Currently, the notion of test time compute is still in its early stages. The largest test-time compute costs are on the order of hundreds or thousands of dollars at most. Now, $1000 for a single question is certainly a lot. But what’s important to realize is that this test-time compute follows the same scaling laws as pre-training. It’s an entirely new dimension along which we can throw resources at. The entirety of AI progress up until now — going from generating incoherent sentences to PhD level intelligence — has been through scaling up pre-training. So not only are we continuing to throw more compute at pretraining, we’ve now unlocked this completely new, completely untapped way to scale.
And if all this wasn’t already enough, AI researchers have already begun using AI themselves to make better models. Whether that is generating synthetic data or leveraging these models when working on the underlying math, more and more of the research and development process is being automated. At the current pace, it likely won’t be long until we see self improving systems, where humans aren’t even in the loop. This, of course, may mean that a 2.8x increase in algorithmic improvement year on year will likely be a conservative figure going into the future.
It is critical that the reader understands the compounding effect of all these factors.

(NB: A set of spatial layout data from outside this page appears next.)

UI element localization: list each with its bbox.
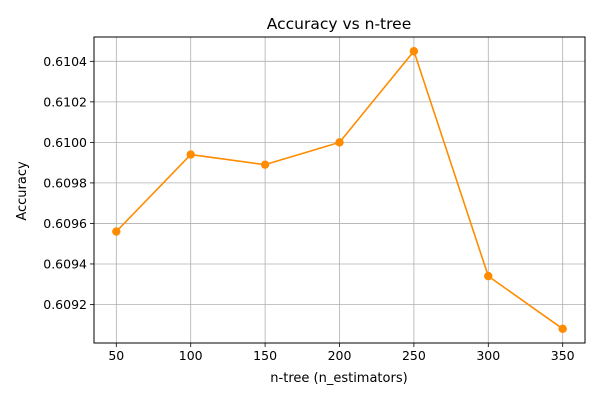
- grid: [94, 37, 585, 343]
- data-point: [186, 150, 195, 159]
- x-tick-label: 250: [402, 348, 426, 363]
- x-tick-label: 150: [253, 348, 277, 363]
- y-tick-label: 0.6096: [43, 216, 87, 231]
- data-point: [335, 138, 344, 147]
- x-tick-label: 50: [108, 348, 124, 363]
- ticks-layer: 50 100 150 200 250 300 350 0.6092 0.6094 0.6096 0.…: [43, 54, 574, 363]
- chart-title: Accuracy vs n-tree: [267, 15, 411, 33]
- x-tick-label: 350: [551, 348, 575, 363]
- x-axis-label: n-tree (n_estimators): [270, 371, 407, 386]
- x-tick-label: 100: [179, 348, 203, 363]
- y-tick-label: 0.6104: [43, 54, 87, 69]
- x-tick-label: 300: [476, 348, 500, 363]
- data-point: [484, 271, 493, 281]
- data-point: [112, 227, 121, 236]
- x-tick-label: 200: [328, 348, 352, 363]
- series-layer: [112, 46, 567, 334]
- data-point: [409, 46, 419, 56]
- y-tick-label: 0.6102: [43, 94, 87, 109]
- y-axis-label: Accuracy: [15, 161, 30, 221]
- data-point: [260, 160, 270, 169]
- y-tick-label: 0.6100: [43, 135, 87, 150]
- y-tick-label: 0.6094: [43, 256, 87, 271]
- y-tick-label: 0.6092: [43, 297, 87, 312]
- y-tick-label: 0.6098: [43, 175, 87, 190]
- data-point: [558, 324, 567, 334]
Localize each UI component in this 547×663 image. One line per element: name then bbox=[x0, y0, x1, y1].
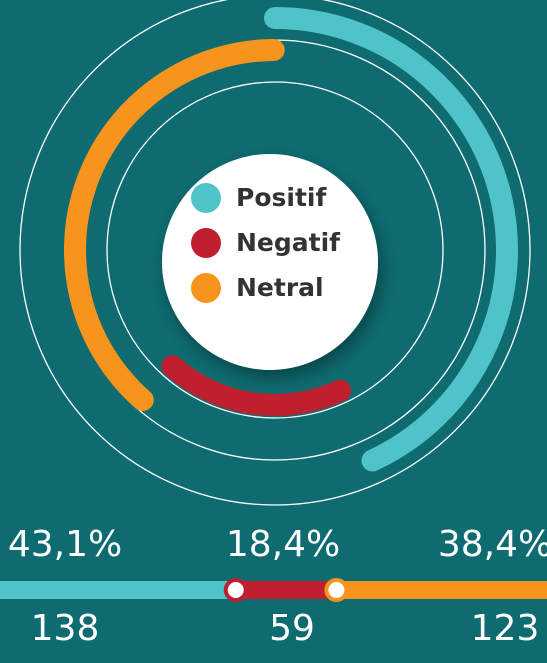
legend-swatch bbox=[191, 228, 221, 258]
count-label: 138 bbox=[31, 608, 100, 649]
percent-label: 18,4% bbox=[226, 524, 340, 565]
ring bbox=[106, 81, 444, 419]
percent-label: 38,4% bbox=[438, 524, 547, 565]
arc-bar bbox=[64, 39, 285, 412]
share-bar bbox=[336, 581, 547, 599]
percent-label: 43,1% bbox=[8, 524, 122, 565]
legend-label: Netral bbox=[236, 273, 324, 302]
boundary-marker bbox=[324, 578, 349, 602]
ring bbox=[19, 0, 531, 506]
share-bar bbox=[235, 581, 337, 599]
arc-bar bbox=[161, 355, 352, 416]
legend-swatch bbox=[191, 183, 221, 213]
share-bar bbox=[0, 581, 236, 599]
count-label: 123 bbox=[471, 608, 540, 649]
legend-swatch bbox=[191, 273, 221, 303]
boundary-marker bbox=[223, 578, 248, 602]
legend-label: Negatif bbox=[236, 228, 341, 257]
legend-label: Positif bbox=[236, 183, 327, 212]
arc-bar bbox=[264, 7, 518, 472]
count-label: 59 bbox=[269, 608, 315, 649]
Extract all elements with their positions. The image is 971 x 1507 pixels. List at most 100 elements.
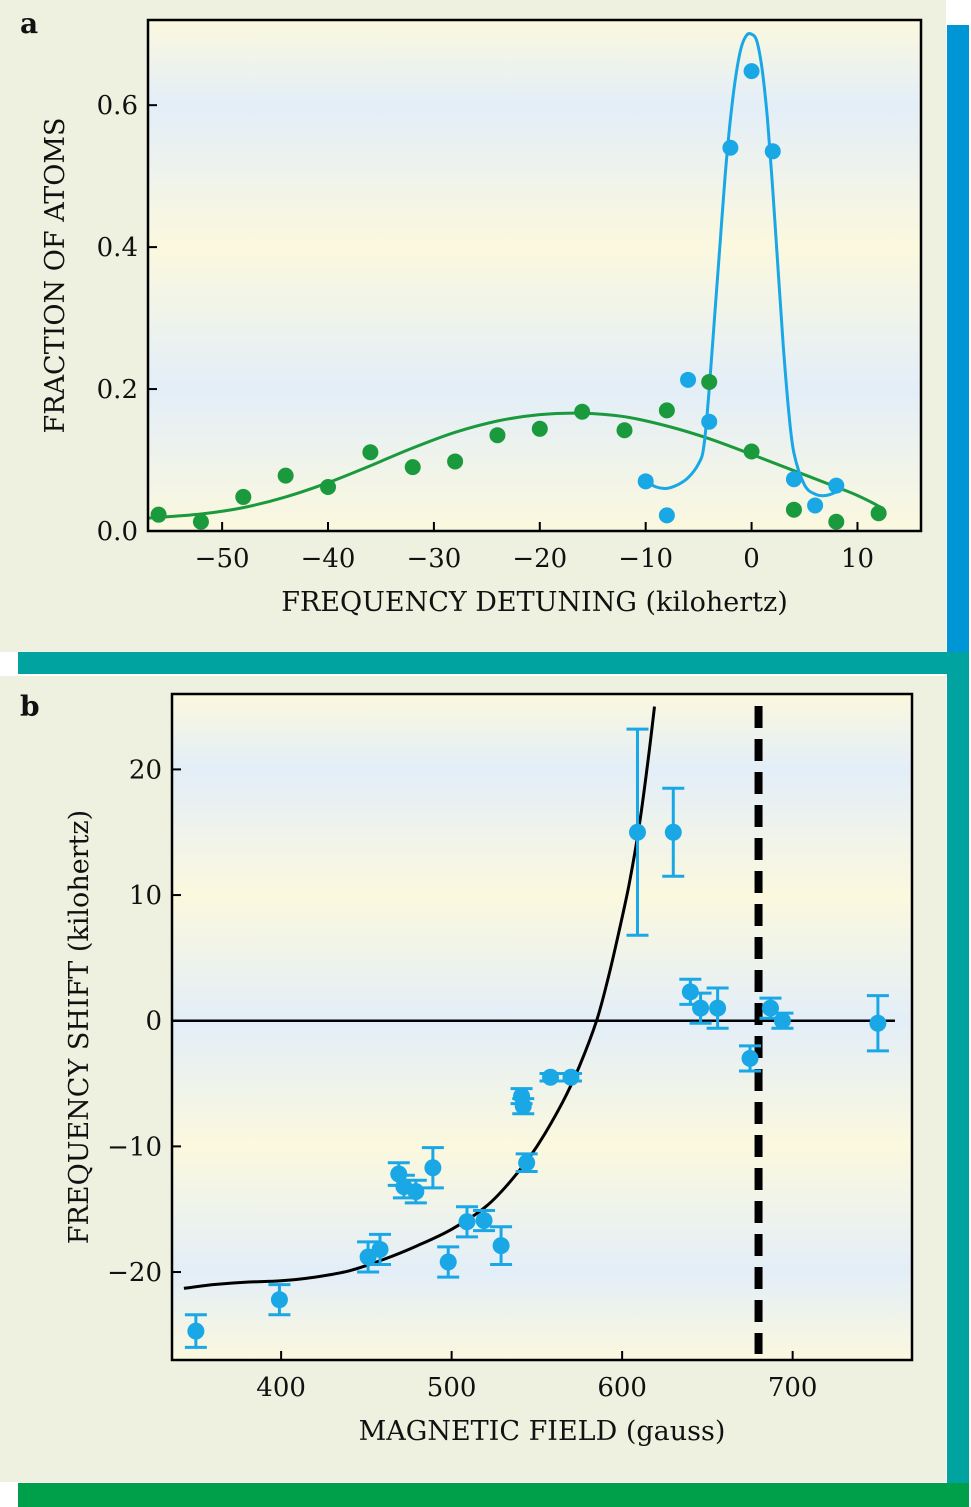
blue-data-point bbox=[741, 1049, 759, 1067]
data-point-with-error-bar bbox=[739, 1044, 762, 1073]
frame-bar-bottom bbox=[18, 1483, 969, 1507]
green-data-point bbox=[447, 453, 464, 470]
blue-data-point bbox=[807, 497, 824, 514]
data-point-with-error-bar bbox=[689, 991, 712, 1025]
blue-data-point bbox=[542, 1068, 560, 1086]
black-fit-curve bbox=[183, 706, 656, 1290]
chart-a-plot-frame bbox=[146, 18, 923, 533]
data-point-with-error-bar bbox=[421, 1146, 444, 1190]
y-tick-label: −20 bbox=[107, 1258, 162, 1288]
y-tick-label: 0.4 bbox=[97, 233, 138, 263]
chart-b-plot-frame bbox=[170, 692, 914, 1362]
chart-a-bands bbox=[148, 20, 921, 531]
blue-data-point bbox=[773, 1012, 791, 1030]
green-data-point bbox=[574, 403, 591, 420]
green-data-point bbox=[616, 422, 633, 439]
blue-data-point bbox=[514, 1097, 532, 1115]
y-tick-label: 20 bbox=[129, 755, 162, 785]
background-band bbox=[172, 895, 912, 1021]
chart-b: 400 500 600 700 −20 −10 0 10 20 MAGNETIC FIELD (… bbox=[64, 692, 914, 1447]
data-point-with-error-bar bbox=[866, 994, 889, 1053]
blue-data-point bbox=[371, 1240, 389, 1258]
blue-data-point bbox=[439, 1253, 457, 1271]
green-data-point bbox=[785, 501, 802, 518]
x-tick-label: 700 bbox=[768, 1373, 818, 1403]
blue-data-point bbox=[743, 63, 760, 80]
y-tick-label: 10 bbox=[129, 881, 162, 911]
green-data-point bbox=[192, 513, 209, 530]
blue-data-point bbox=[692, 999, 710, 1017]
chart-b-points bbox=[184, 727, 889, 1349]
chart-a: −50 −40 −30 −20 −10 0 10 0.0 0.2 0.4 0.6 FREQUENCY… bbox=[40, 18, 923, 618]
blue-data-point bbox=[475, 1212, 493, 1230]
blue-data-point bbox=[628, 823, 646, 841]
x-tick-label: −50 bbox=[195, 544, 250, 574]
blue-data-point bbox=[637, 473, 654, 490]
x-tick-label: −20 bbox=[512, 544, 567, 574]
blue-data-point bbox=[709, 999, 727, 1017]
chart-b-ticks: 400 500 600 700 −20 −10 0 10 20 bbox=[107, 755, 817, 1403]
panel-b-label: b bbox=[20, 690, 40, 723]
blue-data-point bbox=[518, 1154, 536, 1172]
green-data-point bbox=[150, 506, 167, 523]
green-data-point bbox=[870, 505, 887, 522]
data-point-with-error-bar bbox=[268, 1283, 291, 1317]
frame-bar-right-top bbox=[947, 25, 969, 670]
blue-fit-curve bbox=[644, 32, 837, 498]
y-tick-label: 0.2 bbox=[97, 375, 138, 405]
data-point-with-error-bar bbox=[771, 1011, 794, 1030]
x-tick-label: −30 bbox=[406, 544, 461, 574]
chart-a-x-axis-title: FREQUENCY DETUNING (kilohertz) bbox=[281, 587, 788, 618]
green-data-point bbox=[701, 373, 718, 390]
blue-data-point bbox=[562, 1068, 580, 1086]
data-point-with-error-bar bbox=[515, 1152, 538, 1174]
x-tick-label: 0 bbox=[743, 544, 760, 574]
data-point-with-error-bar bbox=[626, 727, 649, 937]
blue-data-point bbox=[869, 1014, 887, 1032]
data-point-with-error-bar bbox=[490, 1225, 513, 1266]
data-point-with-error-bar bbox=[539, 1068, 562, 1086]
background-band bbox=[172, 694, 912, 770]
green-data-point bbox=[743, 443, 760, 460]
data-point-with-error-bar bbox=[512, 1097, 535, 1116]
blue-data-point bbox=[187, 1322, 205, 1340]
green-data-point bbox=[362, 444, 379, 461]
background-band bbox=[172, 769, 912, 896]
green-data-point bbox=[404, 459, 421, 476]
blue-data-point bbox=[664, 823, 682, 841]
data-point-with-error-bar bbox=[369, 1232, 392, 1266]
y-tick-label: 0.0 bbox=[97, 517, 138, 547]
background-band bbox=[172, 1272, 912, 1360]
blue-data-point bbox=[828, 477, 845, 494]
blue-data-point bbox=[764, 143, 781, 160]
chart-a-ticks: −50 −40 −30 −20 −10 0 10 0.0 0.2 0.4 0.6 bbox=[97, 91, 874, 574]
x-tick-label: −40 bbox=[301, 544, 356, 574]
chart-b-fit-curve bbox=[183, 706, 656, 1290]
frame-bar-middle bbox=[18, 652, 969, 674]
green-data-point bbox=[320, 478, 337, 495]
chart-b-bands bbox=[172, 694, 912, 1360]
blue-data-point bbox=[407, 1183, 425, 1201]
green-data-point bbox=[277, 467, 294, 484]
x-tick-label: −10 bbox=[618, 544, 673, 574]
blue-data-point bbox=[270, 1291, 288, 1309]
x-tick-label: 500 bbox=[427, 1373, 477, 1403]
chart-b-y-axis-title: FREQUENCY SHIFT (kilohertz) bbox=[64, 810, 95, 1244]
x-tick-label: 10 bbox=[841, 544, 874, 574]
green-data-point bbox=[235, 488, 252, 505]
background-band bbox=[172, 1146, 912, 1273]
background-band bbox=[148, 247, 921, 390]
data-point-with-error-bar bbox=[437, 1245, 460, 1279]
frame-bar-right-bottom bbox=[947, 660, 969, 1507]
chart-b-x-axis-title: MAGNETIC FIELD (gauss) bbox=[359, 1416, 726, 1447]
blue-data-point bbox=[785, 471, 802, 488]
background-band bbox=[148, 105, 921, 248]
y-tick-label: 0.6 bbox=[97, 91, 138, 121]
y-tick-label: −10 bbox=[107, 1132, 162, 1162]
blue-data-point bbox=[458, 1213, 476, 1231]
blue-data-point bbox=[722, 139, 739, 156]
data-point-with-error-bar bbox=[184, 1313, 207, 1349]
data-point-with-error-bar bbox=[404, 1178, 427, 1205]
blue-data-point bbox=[492, 1237, 510, 1255]
blue-data-point bbox=[701, 413, 718, 430]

The scaling laws, increased investments, algorithmic improvements, test time compute, and using AI to make better AI are all interconnected. In that way, AI is unlike other technologies. Growth isn’t just exponential, but “hyper-exponential.” That is ultimately why those in the AI community talk about the obscene levels of progress that will only get more obscene, and why investments in the AI sector need to be taken so seriously. We’re still in the early stages of this progress, so it’s understandable to look at the state of everything and see AI as any other technological advancement. But I’d argue this hyper-exponential improvement makes this fundamentally different.
It’ll be interesting to see how the societal diffusion of AI compares to that of other technologies throughout history like electricity or the internet. There are admittedly many smart people who think the AI community is over-anticipating this rate of diffusion. They’re probably right. AI researchers might be experts on this technology, but they’re not experts on economics, or geopolitics, or the million other factors that one has to consider. At the same time, all the signs point to this all happening very quickly. So while “curing all disease” or “the end of a labor-based economy” might not happen this year or in the coming few years, I still feel people’s timelines are generally way too conservative. It might not be months, but it certainly won’t be decades.